Offer (do not auto-execute):

  • Local repro: a one-liner or short script the engineer can run to trigger the failure and confirm the observability fix attaches the missing data. Use the project's existing test infrastructure (e.g. sdks/python/tests/, sdks/typescript/, apps/opik-backend/src/test/java/, apps/opik-frontend/).
  • Branch and PR: if the engineer wants to ship, propose a branch name (<user>/OPIK-<ticket>-<slug> per .claude/rules/git-workflow.md) and the first-commit message format [OPIK-####] [<COMPONENT>] <type>: … where <COMPONENT> matches the project (e.g. [SDK], [BE], [FE]).
  • Jira ticket(s): separate observability and behavior fixes if they're meaningfully independent.
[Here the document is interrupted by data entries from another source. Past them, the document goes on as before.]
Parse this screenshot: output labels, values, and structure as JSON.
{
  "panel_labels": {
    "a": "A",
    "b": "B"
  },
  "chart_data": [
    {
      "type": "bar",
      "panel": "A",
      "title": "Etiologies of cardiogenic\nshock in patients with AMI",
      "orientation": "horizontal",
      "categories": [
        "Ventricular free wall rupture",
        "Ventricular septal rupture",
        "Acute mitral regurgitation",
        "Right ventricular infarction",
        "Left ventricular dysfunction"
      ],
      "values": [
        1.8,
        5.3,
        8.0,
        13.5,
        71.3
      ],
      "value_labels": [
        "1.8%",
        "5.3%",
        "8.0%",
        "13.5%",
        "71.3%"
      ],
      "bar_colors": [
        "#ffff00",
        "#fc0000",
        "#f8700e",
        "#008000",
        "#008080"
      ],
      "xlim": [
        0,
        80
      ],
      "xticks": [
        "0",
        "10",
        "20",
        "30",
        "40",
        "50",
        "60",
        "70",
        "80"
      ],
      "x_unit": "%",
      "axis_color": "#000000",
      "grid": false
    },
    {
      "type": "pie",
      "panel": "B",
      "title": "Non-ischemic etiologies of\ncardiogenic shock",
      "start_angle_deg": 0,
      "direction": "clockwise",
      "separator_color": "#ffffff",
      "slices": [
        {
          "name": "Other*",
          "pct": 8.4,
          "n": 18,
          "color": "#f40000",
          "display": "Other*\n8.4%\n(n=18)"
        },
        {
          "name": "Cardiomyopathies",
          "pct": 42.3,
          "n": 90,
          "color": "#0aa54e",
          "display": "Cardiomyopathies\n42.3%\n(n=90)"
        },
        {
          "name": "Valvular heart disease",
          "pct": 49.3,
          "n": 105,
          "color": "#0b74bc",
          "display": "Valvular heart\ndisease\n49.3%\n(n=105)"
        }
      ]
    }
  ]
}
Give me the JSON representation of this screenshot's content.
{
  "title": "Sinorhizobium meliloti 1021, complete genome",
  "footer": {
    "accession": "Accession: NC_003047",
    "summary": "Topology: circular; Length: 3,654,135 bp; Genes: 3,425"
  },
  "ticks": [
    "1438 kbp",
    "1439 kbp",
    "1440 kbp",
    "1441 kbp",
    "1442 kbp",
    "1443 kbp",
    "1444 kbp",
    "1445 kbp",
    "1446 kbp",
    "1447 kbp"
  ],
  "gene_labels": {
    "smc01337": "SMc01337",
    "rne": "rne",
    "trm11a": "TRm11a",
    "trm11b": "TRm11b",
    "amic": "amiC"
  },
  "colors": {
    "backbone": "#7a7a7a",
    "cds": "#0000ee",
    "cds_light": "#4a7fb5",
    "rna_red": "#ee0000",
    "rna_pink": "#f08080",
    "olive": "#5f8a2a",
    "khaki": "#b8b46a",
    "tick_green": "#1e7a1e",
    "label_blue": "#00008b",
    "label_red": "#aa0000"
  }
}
Reference the Sentry issue ID in the description so it auto-links.
  • Commit-message hint: Fixes <SENTRY-ISSUE-SHORT-ID> (the short ID is shown on the issue page, format like <PROJECT>-XYZ) auto-resolves the Sentry issue when the commit ships — call this out explicitly so the engineer doesn't have to remember.

Phase 8 — Report

Final summary should be short and decision-oriented, not a data dump:

  • What this issue actually is (1–2 sentences, with the dominant exception type and root cause hypothesis).
  • Why it's noisy (1 sentence — usually fingerprint collision or per-run amplification).
  • Recommended next action with the file:line and the change to make.
  • Open questions / unknowns the engineer needs to resolve before shipping.
  • Followed by the raw aggregations from Phase 3 for reference.

Notes

Python SDK priors

Use these as starting hypotheses when the issue's emitting code is in the Python SDK subtree (sdks/python/ or sdks/opik_optimizer/) — they recur often enough to be worth checking first:

  • LOGGER.error/.warning(..., exception) without exc_info=: very common; roughly half of LOGGER.{error,warning,exception} calls in sdks/python/src/opik/ lack exc_info. Always check this — fixing it usually unblocks triage on its own.
  • Generic templates like "Evaluation task failed (group=%s): %s: %s" or "Task failed for item %s: %s" group every distinct task error into one Sentry issue. The fingerprint-collision diagnosis applies whenever the issue title cites one exception type but the message-distribution shows many.
  • Process-supervisor logs (e.g. runner/supervisor.py) capture child crashes via the parent — stderr_tail and exit_code are in scope but only the message gets logged. Look for extra= opportunities, not exc_info=, on these.

For backend (Java) and frontend / TypeScript SDK projects, no project-specific priors have been collected yet — fall back to the language-agnostic checks in Phases 4 and 5.